Selon une étude du prestataire de services RH SD Worx, 72% des travailleurs belges reçoivent des chèques-repas, 50% des éco-chèques et 49% une intervention pour leur trajet domicile-travail. Au total, ces avantages représentent un montant de huit milliards d’euros par an (en 2022).
Mais ces mécanismes peuvent aussi être un piège. Ils sont considérés un peu comme une augmentation, mais sans hausse visible du salaire brut. Ainsi à long terme, et en particulier en fin de carrière, ils deviennent un désavantage pour le calcul du montant de la pension légale, qui sera moins élevé.
Besoin d’un signal fort
« J’attends avec impatience les plans du gouvernement fédéral pour résoudre ce problème », poursuit le professeur Baert. « Le gouvernement De Wever veut permettre aux travailleurs de conserver davantage de leur salaire net grâce à une baisse des impôts sur le travail, mais cela n’est prévu que pour 2029. Si nous voulons réellement augmenter le taux d’emploi d’ici là, nous ne pouvons pas attendre : il faut dès maintenant permettre aux personnes, surtout celles à revenu moyen-bas, de garder plus de leur salaire net. On envisage d’ailleurs d’instaurer cette réduction d’impôts plus rapidement. À suivre ! »

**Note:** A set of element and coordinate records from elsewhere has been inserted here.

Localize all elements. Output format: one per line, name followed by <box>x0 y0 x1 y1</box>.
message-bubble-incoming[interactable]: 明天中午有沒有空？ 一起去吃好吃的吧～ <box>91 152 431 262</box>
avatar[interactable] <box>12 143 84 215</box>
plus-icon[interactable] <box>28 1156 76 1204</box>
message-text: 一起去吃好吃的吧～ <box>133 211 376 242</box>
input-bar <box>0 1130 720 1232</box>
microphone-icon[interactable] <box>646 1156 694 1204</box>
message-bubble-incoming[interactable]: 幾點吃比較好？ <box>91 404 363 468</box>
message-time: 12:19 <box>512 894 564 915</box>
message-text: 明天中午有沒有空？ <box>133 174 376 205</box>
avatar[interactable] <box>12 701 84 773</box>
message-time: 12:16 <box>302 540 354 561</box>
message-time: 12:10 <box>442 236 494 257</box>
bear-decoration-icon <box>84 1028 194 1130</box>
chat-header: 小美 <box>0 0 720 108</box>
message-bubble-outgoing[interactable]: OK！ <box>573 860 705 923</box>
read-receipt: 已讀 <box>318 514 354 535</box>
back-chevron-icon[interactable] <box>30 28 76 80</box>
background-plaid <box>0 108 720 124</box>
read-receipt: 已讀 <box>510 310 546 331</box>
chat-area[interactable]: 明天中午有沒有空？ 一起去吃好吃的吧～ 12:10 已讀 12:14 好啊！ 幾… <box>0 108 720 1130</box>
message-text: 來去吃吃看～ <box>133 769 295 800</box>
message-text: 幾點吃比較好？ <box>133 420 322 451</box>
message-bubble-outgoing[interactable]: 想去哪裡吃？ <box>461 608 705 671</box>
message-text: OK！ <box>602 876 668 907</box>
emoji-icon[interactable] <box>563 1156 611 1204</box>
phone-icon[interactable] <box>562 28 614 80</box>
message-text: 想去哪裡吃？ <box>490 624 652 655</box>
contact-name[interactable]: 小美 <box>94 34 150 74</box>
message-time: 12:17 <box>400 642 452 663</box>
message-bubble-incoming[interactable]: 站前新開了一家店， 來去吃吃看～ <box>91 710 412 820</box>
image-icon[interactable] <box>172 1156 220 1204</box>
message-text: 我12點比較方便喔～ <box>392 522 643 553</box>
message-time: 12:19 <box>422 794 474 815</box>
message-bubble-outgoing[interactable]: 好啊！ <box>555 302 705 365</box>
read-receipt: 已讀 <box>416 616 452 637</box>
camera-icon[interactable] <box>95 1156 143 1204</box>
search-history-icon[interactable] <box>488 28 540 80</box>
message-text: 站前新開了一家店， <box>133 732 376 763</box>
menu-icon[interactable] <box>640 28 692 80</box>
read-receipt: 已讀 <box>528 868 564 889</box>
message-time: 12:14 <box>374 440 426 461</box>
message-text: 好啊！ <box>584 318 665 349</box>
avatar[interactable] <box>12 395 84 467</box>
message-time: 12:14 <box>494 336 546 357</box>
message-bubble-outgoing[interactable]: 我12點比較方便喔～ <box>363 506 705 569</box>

L’étude, menée entre le 8 et le 23 juillet 2025 par Partena Professional avec le soutien du professeur d’économie du travail Stijn Baert, s’appuie sur un échantillon représentatif de 2.000 travailleurs, via le bureau d’études iVOX et en collaboration avec Buffl. La marge d’erreur maximale est de 2,08 %.
Les répondants ont été interrogés sur plusieurs paramètres, dont le sexe, la taille de l’entreprise et la langue maternelle (néerlandais ou français), afin de dégager des tendances précises selon les profils.